A scout leader was trying to lift a fallen tree from the path. His pack gathered around to watch him struggle. “Are you using all your strength?” one of the scouts asked.

“Yes!” was the exhausted and exasperated response.

“No. You are not using all your strength,” the scout replied. “You haven’t asked us to help you.”

Weak managers don’t leverage the strengths of their teams. In Working with Emotional Intelligence, Daniel Goleman, reports, “a study by the Center for Creative Leadership of top American and European executives whose careers derailed, the inability to build and lead a team was one of the most common reasons for failure.”

Control Freaks: It’s All About the Boss

Many bosses believe in take-charge management. “Just do it” is often their mantra. Less effective managers believe a strong leader is a decisive problem solver who takes control and “makes things happen.” What an ineffective boss calls “teamwork” is often about exhorting everyone to pull together to meet the manager’s goals and follow their direction. These autocratic bosses see lack of compliance as not being a team player.

The same bosses who mandate Return-to-Office policies try pulling the right strings to manipulate project teams, departmental groups, task forces, or direct reports into teamwork. Good luck with that.

Teamwork is voluntary. It can’t be pushed, bullied, or cajoled. It can only be fostered, coached, and supported. That takes leadership skill.

Signs of Dysfunctional Teams

Less effective teams often have some combination of these dysfunctional team behaviors:

  • Opposing views unsaid at meetings cause disagreements to go underground — This is symptomatic of inauthentic conversations not addressing the moose-on-the-table. So, the focus often moves away from a healthy debate of the issues to unhealthy personal conflict.
  • Complaining, criticizing, and talking about each other behind member’s backs — This unhealthy dynamic either results from or reinforces organizational silos, turf protecting, and “othering” (us versus them).
  • Difficult feedback not given directly to that person — A culture of courageous conversations overcomes fear. Courageous conversations also require skill development in “elevating feedback.”
  • Healthy debates avoided because of disrespectful undertones and “humorous” pot-shots — A high Fun Factor and high Laughter Index help leadership teams create energizing environments. Cowardly humor that hides deeper messages is cancerous.
  • A few vocal team members hog airtime and dominate discussions — Too often teams are separated into a few members having a strong debate and a few spectators. Highly effective teams use processes and practices that actively engage everyone.
  • Lack of response or silence mistaken as agreement — Many of the above points reduce discussion and debate. The team leader then thinks he or she has consensus, only to be frustrated later by lack of commitment and follow-through.
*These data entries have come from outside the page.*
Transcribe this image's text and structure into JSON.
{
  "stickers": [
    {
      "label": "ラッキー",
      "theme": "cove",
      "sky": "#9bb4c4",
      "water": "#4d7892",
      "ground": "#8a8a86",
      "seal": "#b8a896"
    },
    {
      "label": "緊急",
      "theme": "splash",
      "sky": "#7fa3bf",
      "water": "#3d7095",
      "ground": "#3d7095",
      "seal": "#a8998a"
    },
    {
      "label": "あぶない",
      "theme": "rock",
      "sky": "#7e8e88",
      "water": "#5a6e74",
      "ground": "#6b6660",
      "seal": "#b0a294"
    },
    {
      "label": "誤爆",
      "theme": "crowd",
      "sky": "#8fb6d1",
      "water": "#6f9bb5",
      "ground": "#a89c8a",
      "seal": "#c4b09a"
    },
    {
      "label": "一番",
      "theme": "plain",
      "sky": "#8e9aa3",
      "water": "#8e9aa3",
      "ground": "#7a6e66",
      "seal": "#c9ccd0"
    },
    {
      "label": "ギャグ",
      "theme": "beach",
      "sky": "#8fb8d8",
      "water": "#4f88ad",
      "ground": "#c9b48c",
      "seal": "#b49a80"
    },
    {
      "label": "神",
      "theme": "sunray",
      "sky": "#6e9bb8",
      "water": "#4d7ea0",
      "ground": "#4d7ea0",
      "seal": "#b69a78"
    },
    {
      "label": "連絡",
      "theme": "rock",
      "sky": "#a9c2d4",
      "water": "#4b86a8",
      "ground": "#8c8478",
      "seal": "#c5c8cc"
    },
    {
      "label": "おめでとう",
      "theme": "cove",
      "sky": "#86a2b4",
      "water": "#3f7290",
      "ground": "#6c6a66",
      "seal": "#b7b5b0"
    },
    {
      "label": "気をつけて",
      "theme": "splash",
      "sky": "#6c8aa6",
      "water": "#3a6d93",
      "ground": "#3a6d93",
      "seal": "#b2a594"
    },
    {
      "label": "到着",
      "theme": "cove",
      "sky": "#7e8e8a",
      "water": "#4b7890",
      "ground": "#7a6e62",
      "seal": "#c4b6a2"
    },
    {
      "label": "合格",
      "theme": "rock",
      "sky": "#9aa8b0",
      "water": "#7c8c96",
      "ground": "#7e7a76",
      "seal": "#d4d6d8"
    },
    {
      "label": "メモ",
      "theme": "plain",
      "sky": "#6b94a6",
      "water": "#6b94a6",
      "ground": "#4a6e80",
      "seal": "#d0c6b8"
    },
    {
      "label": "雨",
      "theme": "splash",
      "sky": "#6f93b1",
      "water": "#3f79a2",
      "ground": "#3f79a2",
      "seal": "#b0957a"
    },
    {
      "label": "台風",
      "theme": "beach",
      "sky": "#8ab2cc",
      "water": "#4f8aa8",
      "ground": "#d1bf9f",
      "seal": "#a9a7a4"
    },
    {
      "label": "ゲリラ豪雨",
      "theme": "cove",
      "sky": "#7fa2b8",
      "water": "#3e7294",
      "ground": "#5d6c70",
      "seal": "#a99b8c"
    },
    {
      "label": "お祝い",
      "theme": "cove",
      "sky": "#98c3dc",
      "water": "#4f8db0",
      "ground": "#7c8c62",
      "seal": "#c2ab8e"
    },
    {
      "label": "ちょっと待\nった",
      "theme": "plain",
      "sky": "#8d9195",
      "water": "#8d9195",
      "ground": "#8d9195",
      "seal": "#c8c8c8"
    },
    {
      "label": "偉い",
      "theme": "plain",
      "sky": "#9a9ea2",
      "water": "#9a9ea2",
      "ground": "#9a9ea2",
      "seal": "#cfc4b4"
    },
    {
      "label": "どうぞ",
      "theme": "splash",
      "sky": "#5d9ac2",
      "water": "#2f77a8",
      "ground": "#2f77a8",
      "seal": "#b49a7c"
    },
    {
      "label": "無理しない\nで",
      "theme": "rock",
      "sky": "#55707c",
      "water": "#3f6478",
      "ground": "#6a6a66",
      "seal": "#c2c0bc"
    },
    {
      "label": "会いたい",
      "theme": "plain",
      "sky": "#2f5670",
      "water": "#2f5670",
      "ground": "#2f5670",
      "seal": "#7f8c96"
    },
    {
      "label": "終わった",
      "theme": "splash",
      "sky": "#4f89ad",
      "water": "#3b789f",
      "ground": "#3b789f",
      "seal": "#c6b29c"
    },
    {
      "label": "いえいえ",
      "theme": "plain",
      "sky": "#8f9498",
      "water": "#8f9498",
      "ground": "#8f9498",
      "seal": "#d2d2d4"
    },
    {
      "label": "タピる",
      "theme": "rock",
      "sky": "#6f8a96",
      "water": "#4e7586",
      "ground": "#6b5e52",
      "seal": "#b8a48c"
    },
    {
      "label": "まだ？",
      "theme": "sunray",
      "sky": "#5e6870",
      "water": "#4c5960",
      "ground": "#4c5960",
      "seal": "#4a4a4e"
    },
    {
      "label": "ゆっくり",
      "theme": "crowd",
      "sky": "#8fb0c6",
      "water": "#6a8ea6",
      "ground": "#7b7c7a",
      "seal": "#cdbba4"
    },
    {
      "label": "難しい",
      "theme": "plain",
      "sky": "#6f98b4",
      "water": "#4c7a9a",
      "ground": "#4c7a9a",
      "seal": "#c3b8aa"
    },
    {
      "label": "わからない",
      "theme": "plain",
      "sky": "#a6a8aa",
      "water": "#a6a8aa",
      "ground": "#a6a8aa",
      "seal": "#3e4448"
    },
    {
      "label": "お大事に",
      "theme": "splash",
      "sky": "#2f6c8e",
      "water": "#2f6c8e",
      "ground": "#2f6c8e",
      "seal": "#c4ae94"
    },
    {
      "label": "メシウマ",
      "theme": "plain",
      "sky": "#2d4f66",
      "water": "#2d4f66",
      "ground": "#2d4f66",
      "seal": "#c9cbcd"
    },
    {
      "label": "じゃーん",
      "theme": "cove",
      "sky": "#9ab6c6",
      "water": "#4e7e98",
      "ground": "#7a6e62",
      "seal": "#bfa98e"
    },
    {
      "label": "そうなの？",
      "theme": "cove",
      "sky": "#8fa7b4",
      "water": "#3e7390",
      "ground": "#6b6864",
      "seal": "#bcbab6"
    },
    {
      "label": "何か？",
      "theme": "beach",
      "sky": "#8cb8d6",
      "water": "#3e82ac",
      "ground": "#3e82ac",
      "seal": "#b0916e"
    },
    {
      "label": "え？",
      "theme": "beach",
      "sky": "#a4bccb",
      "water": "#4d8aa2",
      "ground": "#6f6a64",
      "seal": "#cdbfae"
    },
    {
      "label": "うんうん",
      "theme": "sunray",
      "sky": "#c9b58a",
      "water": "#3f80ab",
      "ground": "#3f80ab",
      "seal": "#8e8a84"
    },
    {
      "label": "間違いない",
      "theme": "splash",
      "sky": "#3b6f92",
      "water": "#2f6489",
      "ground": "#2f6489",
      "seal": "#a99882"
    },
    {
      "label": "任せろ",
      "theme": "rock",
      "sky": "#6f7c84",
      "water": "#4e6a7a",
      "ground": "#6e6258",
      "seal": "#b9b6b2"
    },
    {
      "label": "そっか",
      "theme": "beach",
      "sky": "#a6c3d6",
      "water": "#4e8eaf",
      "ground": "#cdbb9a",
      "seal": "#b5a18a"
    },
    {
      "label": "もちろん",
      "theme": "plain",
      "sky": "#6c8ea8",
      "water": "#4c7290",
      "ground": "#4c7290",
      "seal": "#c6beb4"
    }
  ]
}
Which dysfunctional behaviors are reducing your team’s effectiveness? If you’re the leader, how can you ensure your answer isn’t just your own opinion?

If you’re a team member, how are you contributing to the problem? How will you be part of the solution?

Team Leadership: Be It to See It

As the 18th-century poet, Goethe, said, “If you would create something you must be something.” A team’s effectiveness reflects the values and skills of its leader. Team leadership hinges on:

  • The leader’s level of self-confidence. Sharing power and developing others is almost impossible if leaders are insecure. Weak leaders draw their security from how well others “listen up and follow my orders.” They’re focused on powering, not partnering.
  • Redefining their job. Strong team leaders know their job isn’t to be the main problem solver. That just ensures more upward delegation and an ever-weakening team. Rather, strong team leaders ensure teams — well equipped and supported — are solving the right problems.
  • Servant-leadership. A strong leader directs and guides teams. But the best team leaders also serve them. They’re constantly seeking feedback on how they can better coach and support their teams.
  • Strong team leadership skills. There’s a strong relationship between a leader’s skills in facilitating team discussions, managing conflict, leveraging the strengths of diversity, leading meetings, and building a team’s effectiveness.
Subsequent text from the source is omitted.